Director’s Sales Manager’s Cut

MoviesThe other night I watched the “Special Extended DVD Edition” of The Lord of the Rings: The Fellowship of the Ring, and I must say that it’s one of the more memorable “alternate versions” I’ve seen in a long time. Director Peter Jackson has been very deliberate in stating that this is not a “Director’s Cut” of the film, but just a different version. I personally believe that it is superior to the theatrical release, but it is, perhaps, less “mainstream-compatible,” clocking in at three and a half hours.

We’re seeing the words Director’s Cut thrown around an awful lot of late. Theoretically, it means that the studio forced cuts on the director for the theatrical version, the implication being that those cuts impaired the artistic vision of the director — resulting in an inferior film — and only now are you being given the chance to see the real movie. I have two problems with this.

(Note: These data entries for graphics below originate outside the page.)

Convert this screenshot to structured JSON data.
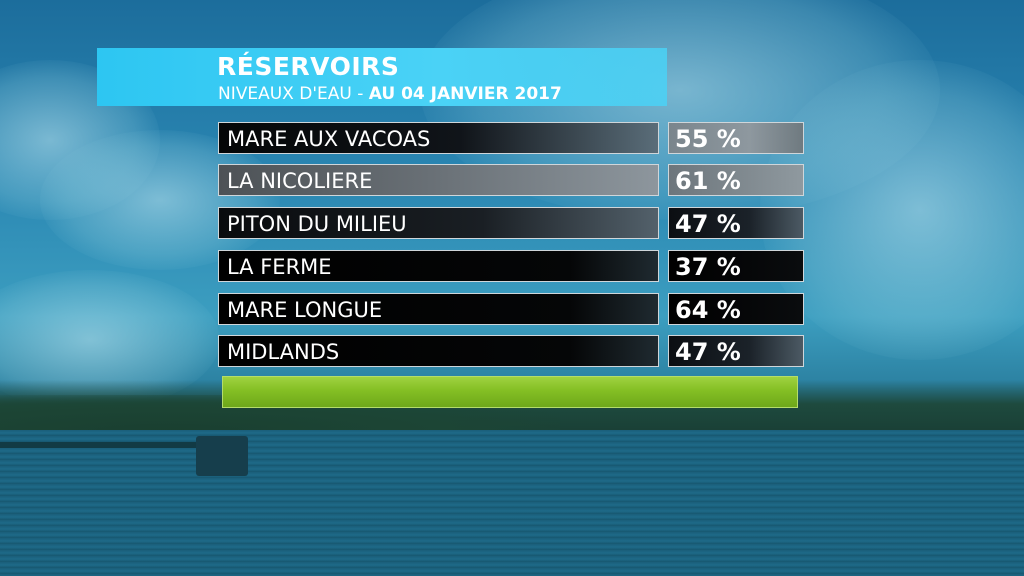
{
  "title": "RÉSERVOIRS",
  "subtitle_prefix": "NIVEAUX D'EAU - ",
  "subtitle_date": "AU 04 JANVIER 2017",
  "reservoirs": [
    {
      "name": "MARE AUX VACOAS",
      "level": "55 %"
    },
    {
      "name": "LA NICOLIERE",
      "level": "61 %"
    },
    {
      "name": "PITON DU MILIEU",
      "level": "47 %"
    },
    {
      "name": "LA FERME",
      "level": "37 %"
    },
    {
      "name": "MARE LONGUE",
      "level": "64 %"
    },
    {
      "name": "MIDLANDS",
      "level": "47 %"
    }
  ],
  "colors": {
    "title_bar": "#2dc6f2",
    "footer_bar": "#84bf24",
    "text": "#ffffff"
  }
}
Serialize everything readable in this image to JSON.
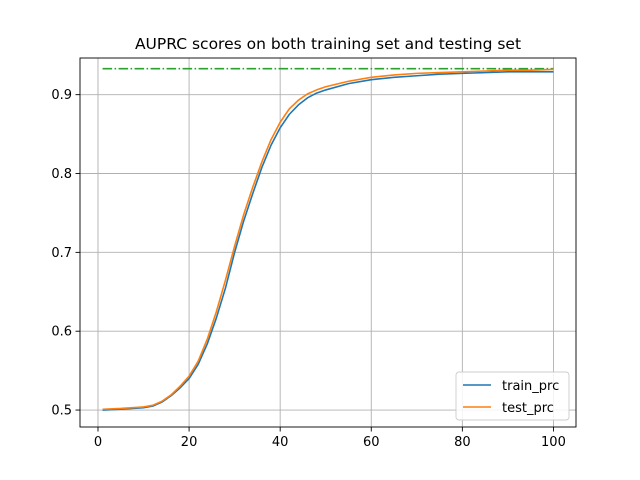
{
  "chart_data": {
    "type": "line",
    "title": "AUPRC scores on both training set and testing set",
    "xlabel": "",
    "ylabel": "",
    "xlim": [
      -3.95,
      104.95
    ],
    "ylim": [
      0.4785,
      0.9465
    ],
    "x_ticks": [
      0,
      20,
      40,
      60,
      80,
      100
    ],
    "y_ticks": [
      0.5,
      0.6,
      0.7,
      0.8,
      0.9
    ],
    "y_tick_labels": [
      "0.5",
      "0.6",
      "0.7",
      "0.8",
      "0.9"
    ],
    "x_tick_labels": [
      "0",
      "20",
      "40",
      "60",
      "80",
      "100"
    ],
    "grid": true,
    "legend_position": "lower-right",
    "series": [
      {
        "name": "train_prc",
        "color": "#1f77b4",
        "style": "solid",
        "x": [
          1,
          5,
          10,
          12,
          14,
          16,
          18,
          20,
          22,
          24,
          26,
          28,
          30,
          32,
          34,
          36,
          38,
          40,
          42,
          44,
          46,
          48,
          50,
          55,
          60,
          65,
          70,
          75,
          80,
          85,
          90,
          95,
          100
        ],
        "y": [
          0.5,
          0.501,
          0.503,
          0.505,
          0.51,
          0.518,
          0.528,
          0.54,
          0.558,
          0.584,
          0.617,
          0.655,
          0.7,
          0.74,
          0.775,
          0.808,
          0.836,
          0.858,
          0.875,
          0.887,
          0.896,
          0.902,
          0.906,
          0.914,
          0.919,
          0.922,
          0.924,
          0.926,
          0.927,
          0.928,
          0.929,
          0.929,
          0.929
        ]
      },
      {
        "name": "test_prc",
        "color": "#ff7f0e",
        "style": "solid",
        "x": [
          1,
          5,
          10,
          12,
          14,
          16,
          18,
          20,
          22,
          24,
          26,
          28,
          30,
          32,
          34,
          36,
          38,
          40,
          42,
          44,
          46,
          48,
          50,
          55,
          60,
          65,
          70,
          75,
          80,
          85,
          90,
          95,
          100
        ],
        "y": [
          0.501,
          0.502,
          0.504,
          0.506,
          0.511,
          0.519,
          0.53,
          0.543,
          0.562,
          0.59,
          0.625,
          0.665,
          0.708,
          0.748,
          0.783,
          0.815,
          0.843,
          0.865,
          0.882,
          0.893,
          0.901,
          0.906,
          0.91,
          0.917,
          0.922,
          0.925,
          0.927,
          0.928,
          0.929,
          0.93,
          0.931,
          0.931,
          0.932
        ]
      },
      {
        "name": "",
        "color": "#2ca02c",
        "style": "dashdot",
        "x": [
          1,
          100
        ],
        "y": [
          0.933,
          0.933
        ]
      }
    ]
  }
}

First, in a lot of cases, “studio-mandated” cuts significantly improve a film. As a content creator myself, I know full well the overwhelming attachment to every little piece of footage shot. I recently produced a video presentation for a firmwide meeting, and we had a hard-and-fast limit of 10 minutes (which I interpreted to mean we could get away with 12, but no more). Sure enough, my absolute-minimum cut came in at 18 minutes; there was no way I could cut anything more. But I did. And the final piece ended up being infinitely better for it. Not only was the fat cut, but anything even approaching fat was out of there as well. Studio heads may be suits, but they’re suits who (at least theoretically) know audiences.

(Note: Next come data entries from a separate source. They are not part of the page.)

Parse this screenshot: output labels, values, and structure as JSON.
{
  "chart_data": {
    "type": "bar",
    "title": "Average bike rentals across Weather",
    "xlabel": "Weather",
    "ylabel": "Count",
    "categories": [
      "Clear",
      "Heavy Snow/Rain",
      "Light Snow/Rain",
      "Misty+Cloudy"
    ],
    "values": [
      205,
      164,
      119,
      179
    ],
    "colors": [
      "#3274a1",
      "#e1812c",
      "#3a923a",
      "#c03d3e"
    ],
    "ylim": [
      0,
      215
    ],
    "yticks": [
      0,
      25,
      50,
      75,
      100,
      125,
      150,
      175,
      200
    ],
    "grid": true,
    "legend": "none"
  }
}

Second, what’s billed as a Director’s Cut is often nothing of the sort — it’s just a way of repackaging the film with cut footage spliced back into the picture. In most cases, it’s not the director initiating this, it’s the very studio that’s vilified for making the cuts in the first place. The Lethal Weapon films were rereleased (on video) as Director’s Cuts, but the extent of director Richard Donner’s involvement is questionable. Most notably (and see my upcoming critique in the next Inkblots), Blade Runner was released theatrically as a Director’s Cut, but while it included some of the features of director Ridley Scott’s version, it was actually derived from a studio restoration project — the actual already-in-progress Director’s Cut was pulled from Scott in favor of this version (rumors persist about Scott’s cut seeing the light of day in a future DVD release).

Yes, some films’ final cuts are pulled from directors by studio executives. And frequently, those studio cuts are detrimental to the artistic content of the film. Eyes Wide Shut was substantially edited after Stanley Kubrick’s death to achieve an R rating in the United States (the full version of the film was released in Europe). Francis Ford Coppola didn’t have time to finish The Godfather Part III before its theatrical release; he did continue afterward to reedit it for the video release. But such forcible reediting is not universally the case — witness how George Lucas can’t stop tinkering with his films (including American Graffiti, which had a minor digital makeover), with debatable degrees of “improvement.”

Still, it’s kind of nice when a director presents a different version of a film as just that — different. Not necessarily better or worse, but different. Jackson did it with Fellowship, James Cameron did it with Aliens, The Abyss and Terminator 2: Judgment Day. It doesn’t have to be called a Director’s Cut to be worth seeing, as evidenced by the success of all of those films on DVD. I’d rather the studios tell the truth about what it is and get actual director involvement than call it what it’s not and lose that participation.